🔎As the 🇬🇧 government is set to introduce its widely debated Internal Market Bill, Britannia seems to have moved from 'ruling the waves' to 'waiving the rules'. Why and what lays ahead? (Alert: long thread)1/
The NI protocol negotiated by Theresa May foresaw a temporary arrangement (the backstop) where the need to avoid trade-related checks at the Irish border was met by setting up a single EU-UK custom territory. For this to be possible ... 3/
...🇬🇧 would have needed to commit to level playing field in areas including State aid, environmental regulation and labour regulation, as well as to harmonisation of its commercial policy with 🇪🇺. The deal never passed b/c opponents feared a permanent loss of sovereignty. 4/
New Protocol forsees a permanent set-up with NI part of UK custom territory. This is achieved through a dual tariff regime with customs checks between GB and NI ("in the Irish Sea"), which treats goods differently depending on whether they are intended to stop in NI or transit 5/
This new set-up always had 2 key implications. First, 🇬🇧 remains outside 🇪🇺 custom territory and NI would be taken into 🇬🇧 custom territory. So 🇬🇧 is immediately free to set its own external tariff, and the trade deals it will negotiate will immediately apply to NI. 6/
Second, while NI would still be subject to EU customs rules to ensure that no border is needed on the island, these requirements would not 'spill over' to Great Britain.
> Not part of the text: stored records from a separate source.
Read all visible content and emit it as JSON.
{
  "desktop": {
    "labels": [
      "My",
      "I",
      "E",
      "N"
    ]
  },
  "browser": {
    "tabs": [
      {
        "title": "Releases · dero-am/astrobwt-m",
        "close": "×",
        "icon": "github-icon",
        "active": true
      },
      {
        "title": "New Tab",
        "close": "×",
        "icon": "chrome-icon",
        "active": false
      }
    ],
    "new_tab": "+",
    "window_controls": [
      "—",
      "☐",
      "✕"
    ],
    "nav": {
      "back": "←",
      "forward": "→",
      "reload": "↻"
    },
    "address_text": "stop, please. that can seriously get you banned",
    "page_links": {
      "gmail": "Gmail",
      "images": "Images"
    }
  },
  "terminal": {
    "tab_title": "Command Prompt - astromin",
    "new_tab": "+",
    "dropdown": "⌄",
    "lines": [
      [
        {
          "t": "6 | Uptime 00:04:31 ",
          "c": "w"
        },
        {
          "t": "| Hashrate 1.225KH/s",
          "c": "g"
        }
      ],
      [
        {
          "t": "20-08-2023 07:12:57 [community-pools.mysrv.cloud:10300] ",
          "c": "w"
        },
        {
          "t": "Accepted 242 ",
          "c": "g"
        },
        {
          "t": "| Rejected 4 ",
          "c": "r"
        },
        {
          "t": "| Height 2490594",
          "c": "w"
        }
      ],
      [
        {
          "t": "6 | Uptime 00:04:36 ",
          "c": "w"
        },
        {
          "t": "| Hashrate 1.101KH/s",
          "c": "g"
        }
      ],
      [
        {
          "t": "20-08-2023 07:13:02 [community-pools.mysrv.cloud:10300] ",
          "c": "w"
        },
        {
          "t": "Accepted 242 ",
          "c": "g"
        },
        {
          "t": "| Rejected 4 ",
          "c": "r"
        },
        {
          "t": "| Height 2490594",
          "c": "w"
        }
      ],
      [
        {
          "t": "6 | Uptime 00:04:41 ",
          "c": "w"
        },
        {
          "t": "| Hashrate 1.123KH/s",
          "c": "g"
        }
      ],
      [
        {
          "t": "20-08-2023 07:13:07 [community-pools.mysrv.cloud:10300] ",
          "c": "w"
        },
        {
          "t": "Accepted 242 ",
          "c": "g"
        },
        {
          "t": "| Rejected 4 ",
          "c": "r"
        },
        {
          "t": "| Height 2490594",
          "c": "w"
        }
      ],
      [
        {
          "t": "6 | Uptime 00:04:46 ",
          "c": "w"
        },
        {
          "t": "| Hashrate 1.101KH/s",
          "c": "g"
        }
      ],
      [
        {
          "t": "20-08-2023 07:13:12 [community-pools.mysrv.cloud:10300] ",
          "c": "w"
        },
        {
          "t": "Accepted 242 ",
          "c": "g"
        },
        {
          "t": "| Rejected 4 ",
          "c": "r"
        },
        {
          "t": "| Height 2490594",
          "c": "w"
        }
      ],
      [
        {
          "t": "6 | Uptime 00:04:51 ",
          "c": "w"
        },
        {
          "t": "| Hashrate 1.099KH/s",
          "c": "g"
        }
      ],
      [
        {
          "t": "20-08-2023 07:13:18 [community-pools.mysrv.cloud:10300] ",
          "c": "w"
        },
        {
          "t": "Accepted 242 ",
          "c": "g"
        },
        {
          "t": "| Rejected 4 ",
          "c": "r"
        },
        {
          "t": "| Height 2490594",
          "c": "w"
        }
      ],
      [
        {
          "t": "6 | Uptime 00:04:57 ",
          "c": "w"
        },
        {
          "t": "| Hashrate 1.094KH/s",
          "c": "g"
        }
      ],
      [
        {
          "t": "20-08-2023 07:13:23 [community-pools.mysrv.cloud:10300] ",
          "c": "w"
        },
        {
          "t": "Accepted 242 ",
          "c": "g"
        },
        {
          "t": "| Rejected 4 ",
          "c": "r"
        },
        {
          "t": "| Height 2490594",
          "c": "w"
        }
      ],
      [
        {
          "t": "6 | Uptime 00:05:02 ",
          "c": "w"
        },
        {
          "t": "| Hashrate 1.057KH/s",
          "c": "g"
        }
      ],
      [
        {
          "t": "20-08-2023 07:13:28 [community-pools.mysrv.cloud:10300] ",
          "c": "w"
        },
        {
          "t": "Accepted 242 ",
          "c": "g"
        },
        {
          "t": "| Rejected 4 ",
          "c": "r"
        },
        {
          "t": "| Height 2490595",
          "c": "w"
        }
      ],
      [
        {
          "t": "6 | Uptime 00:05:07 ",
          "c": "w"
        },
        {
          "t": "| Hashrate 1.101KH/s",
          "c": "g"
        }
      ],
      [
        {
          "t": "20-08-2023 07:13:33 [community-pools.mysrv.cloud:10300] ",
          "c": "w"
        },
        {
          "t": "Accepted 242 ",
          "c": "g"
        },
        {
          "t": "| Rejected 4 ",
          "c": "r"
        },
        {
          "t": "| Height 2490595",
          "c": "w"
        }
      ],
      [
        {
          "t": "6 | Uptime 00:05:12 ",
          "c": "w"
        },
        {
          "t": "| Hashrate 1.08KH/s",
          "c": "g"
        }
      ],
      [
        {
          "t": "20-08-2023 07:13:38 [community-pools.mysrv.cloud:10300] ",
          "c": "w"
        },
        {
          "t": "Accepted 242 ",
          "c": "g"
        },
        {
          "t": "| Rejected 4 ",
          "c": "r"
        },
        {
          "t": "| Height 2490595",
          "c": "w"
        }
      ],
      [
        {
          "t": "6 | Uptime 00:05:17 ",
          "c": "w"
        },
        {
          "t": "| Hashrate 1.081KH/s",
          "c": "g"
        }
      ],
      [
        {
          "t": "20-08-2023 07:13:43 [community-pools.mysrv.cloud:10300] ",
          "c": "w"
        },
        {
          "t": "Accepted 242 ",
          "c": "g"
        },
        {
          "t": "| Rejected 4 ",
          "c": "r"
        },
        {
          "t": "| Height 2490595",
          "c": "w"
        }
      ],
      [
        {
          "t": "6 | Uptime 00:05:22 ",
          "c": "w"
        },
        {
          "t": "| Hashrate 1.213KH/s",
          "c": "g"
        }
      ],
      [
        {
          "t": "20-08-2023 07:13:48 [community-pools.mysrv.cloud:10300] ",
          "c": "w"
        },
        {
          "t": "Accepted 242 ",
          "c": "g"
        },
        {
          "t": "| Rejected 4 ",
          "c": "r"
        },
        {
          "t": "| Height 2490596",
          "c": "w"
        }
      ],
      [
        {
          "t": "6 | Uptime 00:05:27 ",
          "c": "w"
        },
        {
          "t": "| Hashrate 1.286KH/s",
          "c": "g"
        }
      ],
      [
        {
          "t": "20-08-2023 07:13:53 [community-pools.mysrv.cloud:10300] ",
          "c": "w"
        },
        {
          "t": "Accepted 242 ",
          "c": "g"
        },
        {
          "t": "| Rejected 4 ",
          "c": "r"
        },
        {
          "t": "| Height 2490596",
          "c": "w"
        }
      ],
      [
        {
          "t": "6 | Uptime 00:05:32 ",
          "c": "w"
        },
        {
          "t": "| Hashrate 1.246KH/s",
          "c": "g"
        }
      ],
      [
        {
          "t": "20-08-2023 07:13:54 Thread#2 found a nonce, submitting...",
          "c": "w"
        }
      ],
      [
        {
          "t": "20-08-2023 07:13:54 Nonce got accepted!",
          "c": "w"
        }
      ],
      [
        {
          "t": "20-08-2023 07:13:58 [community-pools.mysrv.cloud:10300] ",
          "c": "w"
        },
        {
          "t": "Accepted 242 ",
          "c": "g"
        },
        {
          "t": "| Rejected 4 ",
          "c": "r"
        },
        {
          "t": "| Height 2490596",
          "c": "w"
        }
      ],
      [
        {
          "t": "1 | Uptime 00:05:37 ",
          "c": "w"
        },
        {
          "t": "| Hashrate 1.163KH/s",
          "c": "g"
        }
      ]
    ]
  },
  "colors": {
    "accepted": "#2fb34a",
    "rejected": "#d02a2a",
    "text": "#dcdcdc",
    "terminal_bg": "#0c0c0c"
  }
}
Accordingly, the commitments to level playing field only remained in (non-binding) political declaration. 7/
All these tensions are now coming to a head: following months of inconclusiveness it is dawning on Downing Street that they won't be able to extract the deal they want from the EU, unless they give up on level playing field (which would be a political suicide for the PM). 9/
Moreover, even the best deal the UK could extract compatibly with all its red lines would not liberalise much in services (worth ~40% of UK global exports). Britain is not getting the best deal it could get, and even the best deal would not make #Brexit economically viable. 10/
As rightly pointed out by @EuroBriefing in ⬇️, once you factor all these elements into the equation, the attractiveness of pursuing the "Singapore on Thames" model of regulatory competition on the EU's doorstep increases significantly. 11/ https://www.ft.com/content/46087061-3fa7-4bd2-9f0d-d130fa58a409
...except that model necessarily implies a border on the island of Ireland! Does the UK government not care about that? I think the short answer is 'no'. The long answer is: the Northern Ireland Act of 1998 allows for unification referendum (at simple majority)...12/
...which was fantasy for many years, but may be closer to reality today. NI voted remain (like Scotland), the demographic trend in Northern Ireland have been evolving in a way that would soon favour the Nationalists ⬇️ and #Brexit may accelerate it 13/ http://www.newslab.ie/nuigddj/?p=389 
So NI may no longer be part of the UK in a few years' time. If you were a cornered UK PM would you put Global Britain's only chance of post-Brexit economic success at risk for the sake of NI? Probably not, except throwing the Irish under the bus wouldn't help your ratings. 14/
So you raise a major fuss on a fishing, stall negotiations for months, get ready to blame the EU's uncompromising stance for no deal. You also know the EU prides itself as a peace project, and cannot accept playing an active role in the resumption of violence in Ireland ... 15/
... so chances are the EU will have the Irish carry out the customs check that the UK committed to do in the Irish sea well into Irish (and the EU) territory instead, to avoid building a border. Who knows: you may end up getting Singapore on Thames + Smugglers' Heaven. 16/
So, I think the erratic behaviour of the UK government signals they are past wanting a deal because they realised they won't get the best deal they could get, and even that deal would not be a good one. What they are doing now is political ring-fencing for deliberate no deal. 17/
What could not have been factored in is the Hogan-gate, which resulted in 🇮🇪 getting the Financial Services Commissioner, who will oversee the discussion on whether 🇬🇧 should be granted equivalence (a file that will matter a lot to post-Brexit 🇬🇧). That'll be an interesting one!